As Dan Taipua once stated for the The Spinoff, Māori Television is the best free-to-air movie channel in the country. The current lineup on their On Demand platform adds further weight to this statement with a rich variety of local features, film festival favourites, and Oscar contenders.
Here are some highlights:
Constantly filling seats in cinemas and marae last year, Paora Joseph’s film follows a hikoi (journey) five New Zealand families take to Cape Reinga. Grieving over a loved one who took their life, each whānau bravely and openly discuss the tragedy of suicide.
“Māui’s Hook is an essential Aotearoa film and it should be seen by every New Zealander.” -Liam Maguren, FLICKS
From iconic Once Were Warriors director Lee Tamahori, this adaptation of Whale Rider author Witi Ihimaera’s novel follows a rivalry between two sheep-shearing families set on Aotearoa’s East Coast in the 1960s. Stars Temuera Morrison.

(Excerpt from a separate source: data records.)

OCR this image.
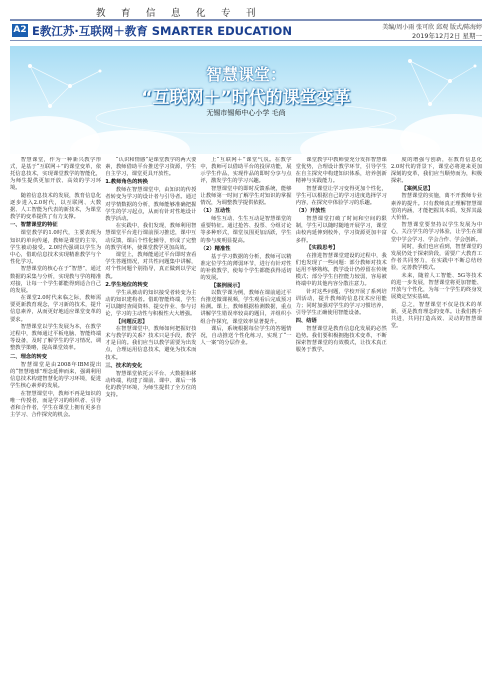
教育信息化专刊
A2 E教江苏·互联网＋教育 SMARTER EDUCATION	美编/周小雨 张可欣 邱观 版式/陈海婷
2019年12月2日 星期一
智慧课堂：
“互联网＋”时代的课堂变革
无锡市锡师中心小学 毛尚

智慧课堂，作为一种新兴教学形式，是基于“互联网＋”的课堂变革，依托信息技术，实现课堂教学的智能化，为师生提供更加开放、高效的学习环境。

随着信息技术的发展，教育信息化逐步进入2.0时代，以互联网、大数据、人工智能为代表的新技术，为课堂教学的变革提供了有力支撑。

一、智慧课堂的特征

课堂教学的1.0时代，主要表现为知识的单向传递，教师是课堂的主宰，学生被动接受。2.0时代强调以学生为中心，借助信息技术实现精准教学与个性化学习。

智慧课堂的核心在于“智慧”，通过数据的采集与分析，实现教与学的精准对接，让每一个学生都能得到适合自己的发展。

在课堂2.0时代来临之际，教师需要更新教育观念，学习新的技术，提升信息素养，从而更好地适应课堂变革的要求。

智慧课堂以学生发展为本，在教学过程中，教师通过平板电脑、智能终端等设备，及时了解学生的学习情况，调整教学策略，提高课堂效率。

二、理念的转变

智慧课堂是由2008年IBM提出的“智慧地球”理念延伸而来，强调利用信息技术构建智慧化的学习环境，促进学生核心素养的发展。

在智慧课堂中，教师不再是知识的唯一传授者，而是学习的组织者、引导者和合作者，学生在课堂上拥有更多自主学习、合作探究的机会。

“认识和情感”是课堂教学的两大要素，教师借助平台推送学习资源，学生自主学习，课堂更具开放性。

1.教师角色的转换

教师在智慧课堂中，由知识的传授者转变为学习的设计者与引导者。通过对学情数据的分析，教师能够准确把握学生的学习起点，从而有针对性地设计教学活动。

在实践中，我们发现，教师利用智慧课堂平台进行课前预习推送，课中互动反馈，课后个性化辅导，形成了完整的教学闭环，使课堂教学更加高效。

课堂上，教师能通过平台即时查看学生答题情况，对共性问题集中讲解，对个性问题个别指导，真正做到以学定教。

2.学生地位的转变

学生从被动的知识接受者转变为主动的知识建构者。借助智能终端，学生可以随时查阅资料、提交作业、参与讨论，学习的主动性与积极性大大增强。

【问题反思】

在智慧课堂中，教师如何把握好技术与教学的关系？技术只是手段，教学才是目的。我们应当以教学需要为出发点，合理运用信息技术，避免为技术而技术。

三、技术的变化

智慧课堂依托云平台、大数据和移动终端，构建了课前、课中、课后一体化的教学环境，为师生提供了全方位的支持。

上“互联网＋”课堂气氛。在教学中，教师可以借助平台的投屏功能，展示学生作品，实现作品的即时分享与点评，激发学生的学习兴趣。

智慧课堂中的即时反馈系统，能够让教师第一时间了解学生对知识的掌握情况，为调整教学提供依据。

（1）互动性

师生互动、生生互动是智慧课堂的重要特征。通过抢答、投票、分组讨论等多种形式，课堂氛围更加活跃，学生的参与度明显提高。

（2）精准性

基于学习数据的分析，教师可以精准定位学生的薄弱环节，进行有针对性的补救教学，使每个学生都能获得适切的发展。

【案例展示】

以数学课为例，教师在课前通过平台推送微课视频，学生观看后完成预习检测。课上，教师根据检测数据，重点讲解学生错误率较高的题目，并组织小组合作探究，课堂效率显著提升。

课后，系统根据每位学生的答题情况，自动推送个性化练习，实现了“一人一案”的分层作业。

课堂教学中教师要充分发挥智慧课堂优势，合理设计教学环节，引导学生在自主探究中构建知识体系，培养创新精神与实践能力。

智慧课堂让学习变得更加个性化，学生可以根据自己的学习进度选择学习内容，在探究中体验学习的乐趣。

（3）开放性

智慧课堂打破了时间和空间的限制，学生可以随时随地开展学习，课堂由校内延伸到校外，学习资源更加丰富多样。

【实践思考】

在推进智慧课堂建设的过程中，我们也发现了一些问题：部分教师对技术运用不够熟练，教学设计仍停留在传统模式；部分学生自控能力较弱，容易被终端中的其他内容分散注意力。

针对这些问题，学校开展了系列培训活动，提升教师的信息技术应用能力；同时加强对学生的学习习惯培养，引导学生正确使用智能设备。

四、结语

智慧课堂是教育信息化发展的必然趋势。我们要积极拥抱技术变革，不断探索智慧课堂的有效模式，让技术真正服务于教学。

度的增强与创新，在教育信息化2.0时代的背景下，课堂必将迎来更加深刻的变革，我们应当顺势而为，积极探索。

【案例反思】

智慧课堂的实施，离不开教师专业素养的提升。只有教师真正理解智慧课堂的内涵，才能把握其本质，发挥其最大价值。

智慧课堂要坚持以学生发展为中心，关注学生的学习体验，让学生在课堂中学会学习、学会合作、学会创新。

同时，我们也应看到，智慧课堂的发展仍处于探索阶段，需要广大教育工作者共同努力，在实践中不断总结经验，完善教学模式。

未来，随着人工智能、5G等技术的进一步发展，智慧课堂将更加智能、开放与个性化，为每一个学生的终身发展奠定坚实基础。

总之，智慧课堂不仅是技术的革新，更是教育理念的变革。让我们携手共进，共同打造高效、灵动的智慧课堂。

“Tamahori’s ability to view Aotearoa through the Hollywood lens is unequaled. With Mahana he’s made another, if somewhat gentler, classic.” -Paul Casserly, FLICKS
An exploration of the life and work of eccentric British impressionist great J.M.W. Turner (1775-1851), with Timothy Spall delivering an award-winning performance at Cannes 2014. Nominated for four Academy Awards including Best Cinematography and Best Production Design.
“The evocation of the man and his time is sublime. Dick Pope’s cinematography emulates Turner’s greatest works, and the 1850s period setting is captured in sumptuous detail.” -Adam Fresco, FLICKS
Ballet documentary following six young dancers (aged nine to nineteen) over the course of a year as they face injury and personal sacrifice on their way to compete in the prestigious Youth America Grand Prix.

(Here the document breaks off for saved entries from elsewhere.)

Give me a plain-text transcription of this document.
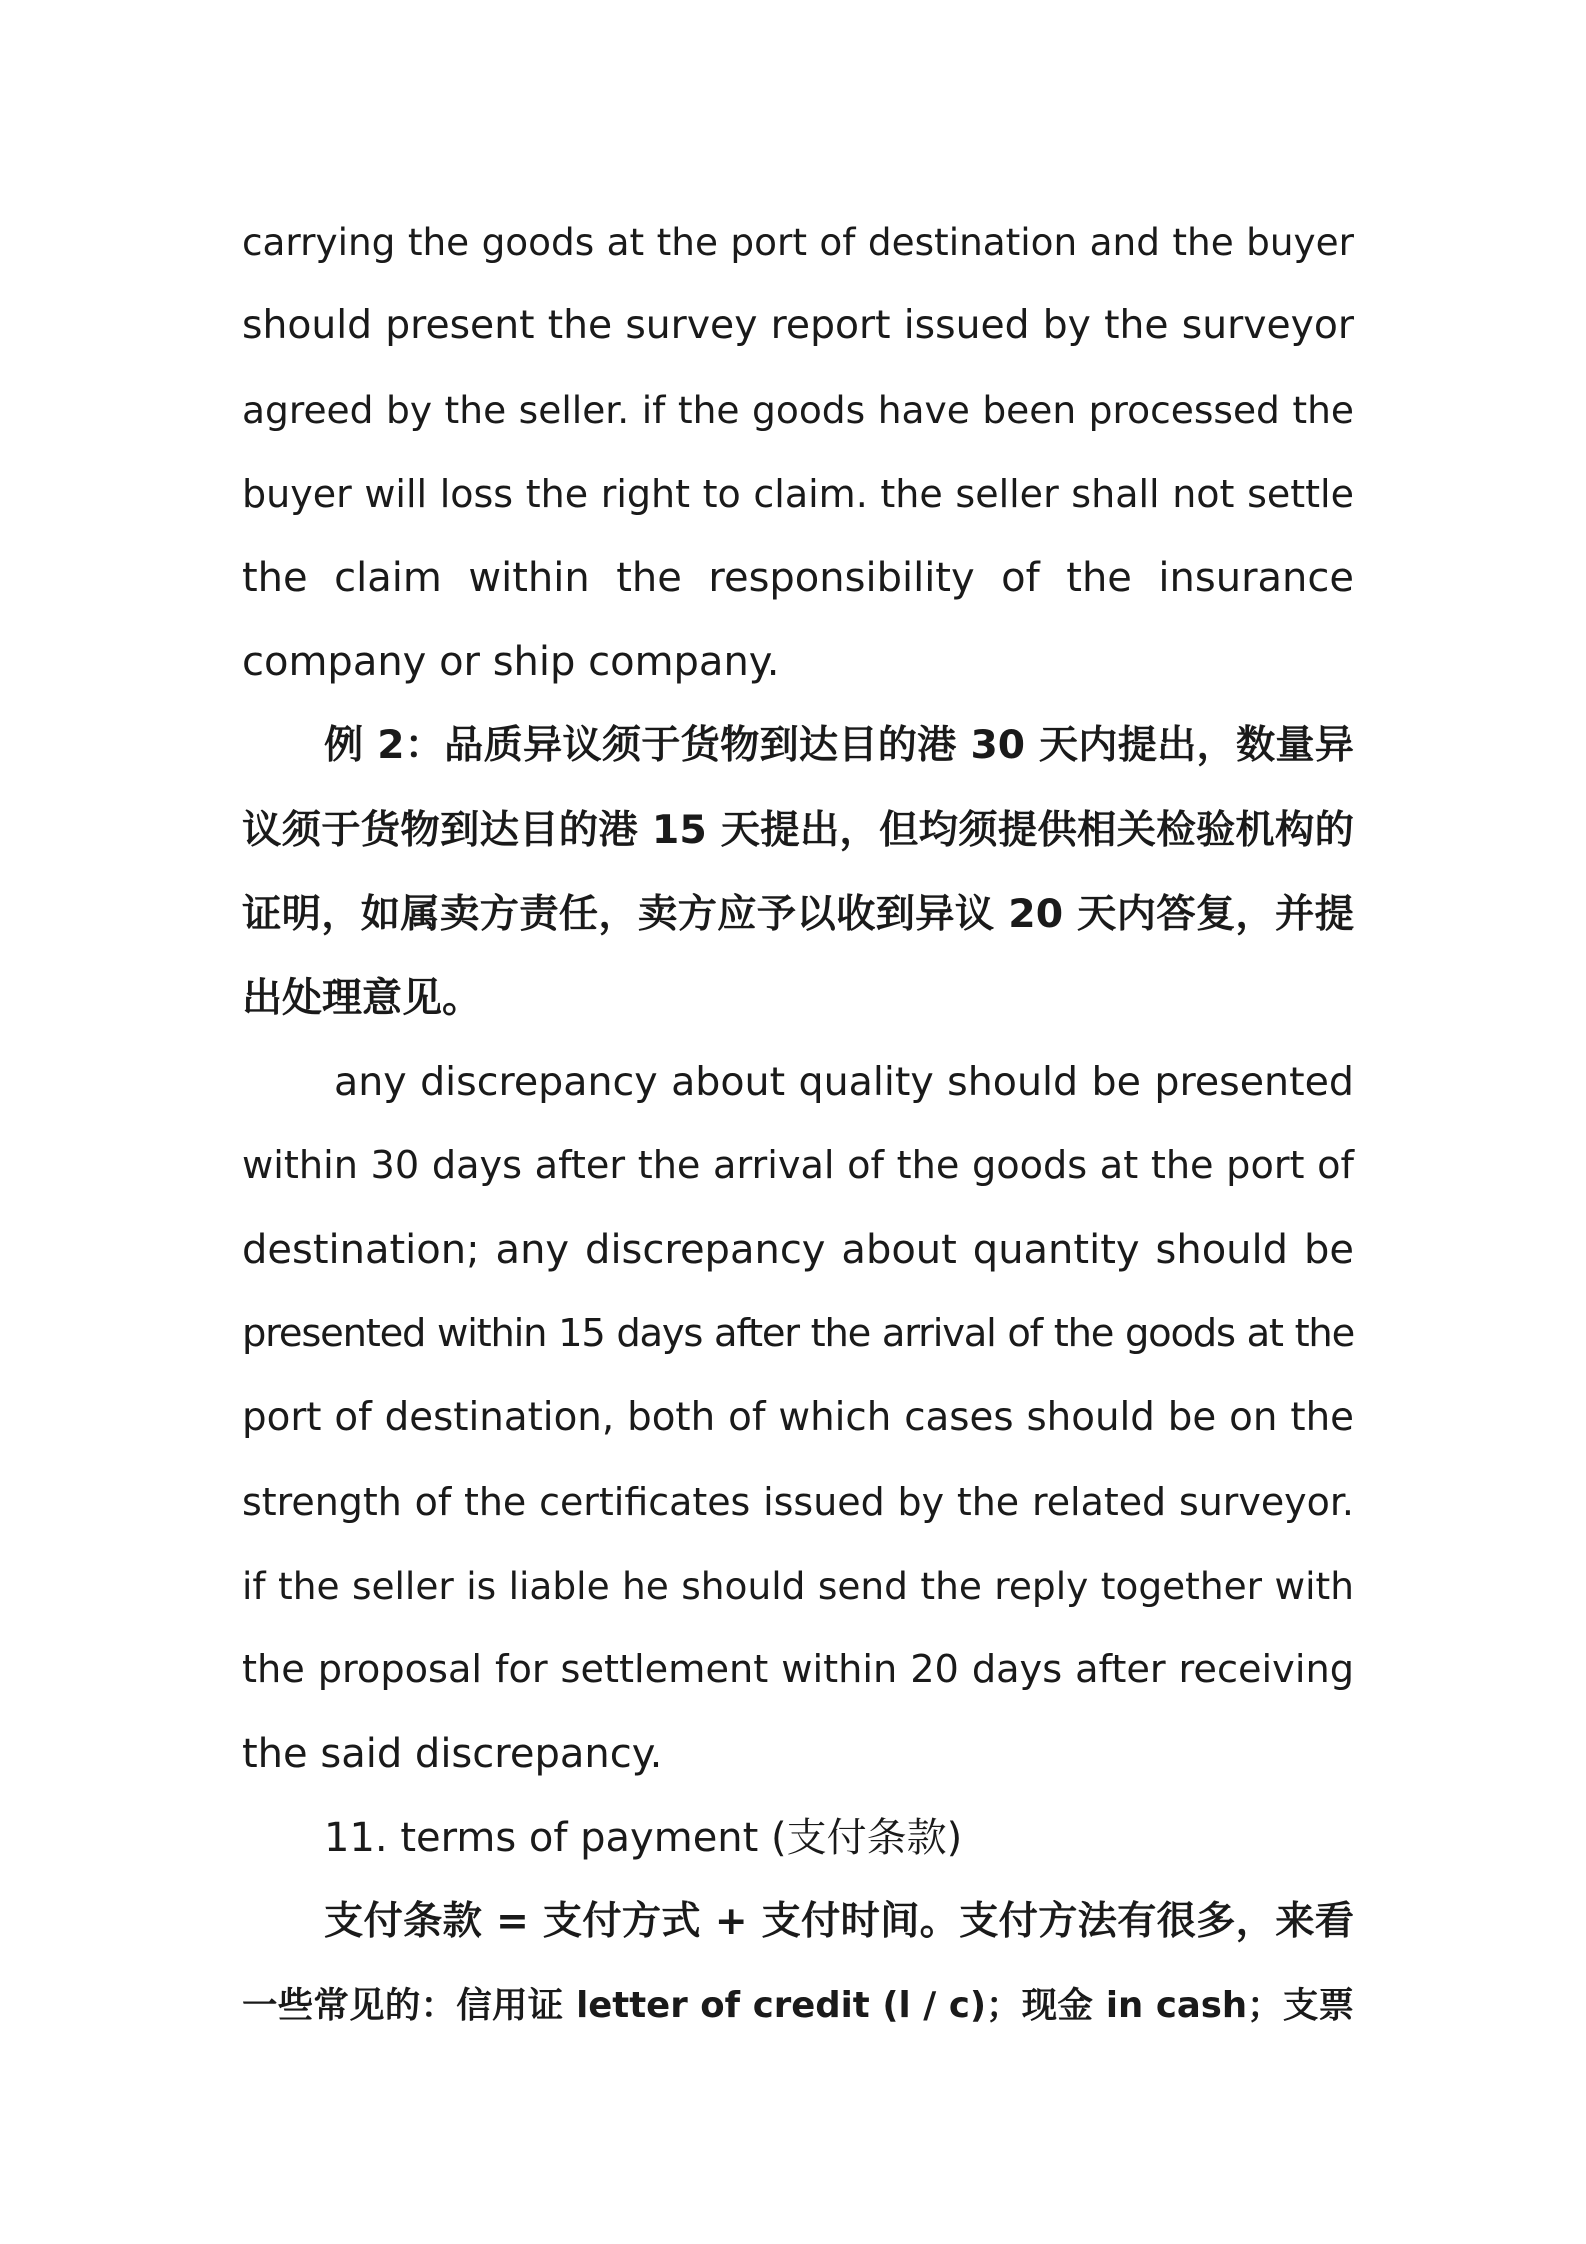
carrying the goods at the port of destination and the buyer
should present the survey report issued by the surveyor
agreed by the seller. if the goods have been processed the
buyer will loss the right to claim. the seller shall not settle
the claim within the responsibility of the insurance
company or ship company.
例 2：品质异议须于货物到达目的港 30 天内提出，数量异
议须于货物到达目的港 15 天提出，但均须提供相关检验机构的
证明，如属卖方责任，卖方应予以收到异议 20 天内答复，并提
出处理意见。
any discrepancy about quality should be presented
within 30 days after the arrival of the goods at the port of
destination; any discrepancy about quantity should be
presented within 15 days after the arrival of the goods at the
port of destination, both of which cases should be on the
strength of the certificates issued by the related surveyor.
if the seller is liable he should send the reply together with
the proposal for settlement within 20 days after receiving
the said discrepancy.
11. terms of payment (支付条款)
支付条款 = 支付方式 + 支付时间。支付方法有很多，来看
一些常见的：信用证 letter of credit (l / c)；现金 in cash；支票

“The joy of watching lies in the purity of their passion.” -Rebecca Barry Hall, FLICKS
Before NZIFF Opening Night film Poi E: The Story of our Song, filmmaker Tearepa Kahi directed this 2013 muso-drama with Stan Walker playing an aspiring singer hoping to open for Bob Marley’s 1979 concert in Auckland.

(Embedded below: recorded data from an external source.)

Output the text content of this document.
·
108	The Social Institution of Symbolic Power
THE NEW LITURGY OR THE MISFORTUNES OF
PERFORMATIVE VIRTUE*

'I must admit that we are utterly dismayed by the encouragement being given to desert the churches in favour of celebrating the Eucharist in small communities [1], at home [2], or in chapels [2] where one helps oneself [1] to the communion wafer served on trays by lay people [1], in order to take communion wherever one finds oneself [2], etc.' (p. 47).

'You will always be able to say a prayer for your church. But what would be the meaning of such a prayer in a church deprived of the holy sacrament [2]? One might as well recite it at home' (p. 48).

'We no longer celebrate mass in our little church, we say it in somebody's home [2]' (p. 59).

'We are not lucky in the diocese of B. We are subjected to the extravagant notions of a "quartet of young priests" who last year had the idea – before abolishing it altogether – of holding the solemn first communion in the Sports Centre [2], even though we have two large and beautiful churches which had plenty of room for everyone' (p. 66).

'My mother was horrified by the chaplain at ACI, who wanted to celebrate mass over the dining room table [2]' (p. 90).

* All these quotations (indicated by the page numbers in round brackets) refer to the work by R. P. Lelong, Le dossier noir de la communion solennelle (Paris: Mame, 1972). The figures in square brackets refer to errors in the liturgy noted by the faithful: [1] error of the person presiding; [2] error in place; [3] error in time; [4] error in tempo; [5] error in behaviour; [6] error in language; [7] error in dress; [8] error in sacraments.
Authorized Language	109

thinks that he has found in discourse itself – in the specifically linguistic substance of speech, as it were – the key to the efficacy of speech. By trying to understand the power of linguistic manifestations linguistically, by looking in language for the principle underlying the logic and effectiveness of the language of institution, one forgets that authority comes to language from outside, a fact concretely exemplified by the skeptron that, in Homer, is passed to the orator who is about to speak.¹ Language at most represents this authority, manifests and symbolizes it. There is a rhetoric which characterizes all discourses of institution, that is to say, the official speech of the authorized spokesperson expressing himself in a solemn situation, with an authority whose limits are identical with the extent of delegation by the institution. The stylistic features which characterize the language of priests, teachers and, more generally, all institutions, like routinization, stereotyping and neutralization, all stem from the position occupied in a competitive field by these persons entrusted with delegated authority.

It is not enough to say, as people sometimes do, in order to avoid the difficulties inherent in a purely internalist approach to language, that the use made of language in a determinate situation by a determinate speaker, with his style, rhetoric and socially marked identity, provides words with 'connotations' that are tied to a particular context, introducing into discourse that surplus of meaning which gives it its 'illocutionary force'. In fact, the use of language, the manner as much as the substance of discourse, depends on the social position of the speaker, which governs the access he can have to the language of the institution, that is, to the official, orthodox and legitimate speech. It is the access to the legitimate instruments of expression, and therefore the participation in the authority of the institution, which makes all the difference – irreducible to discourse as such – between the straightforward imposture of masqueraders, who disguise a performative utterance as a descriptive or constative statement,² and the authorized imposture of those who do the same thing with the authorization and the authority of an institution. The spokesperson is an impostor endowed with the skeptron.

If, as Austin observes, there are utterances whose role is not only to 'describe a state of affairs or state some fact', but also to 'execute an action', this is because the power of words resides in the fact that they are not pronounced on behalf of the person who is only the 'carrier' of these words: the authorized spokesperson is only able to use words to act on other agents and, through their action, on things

“Filters its by-the-numbers themes through the values of traditional Māori communities, producing something fresh and wholesome.” -Liam Maguren, FLICKS
There’s a bunch to look forward to in the near future too. This includes extravagant Wim Wenders dance feature Pina, Oscar-winning underdog tale The Fighter, indie Auckland cafe doco Monterey, Sally Potter’s sisterhood story Ginger & Rosa, and quartet drama Performance led by Philip Seymour Hoffman (which also went by the name A Late Quartet).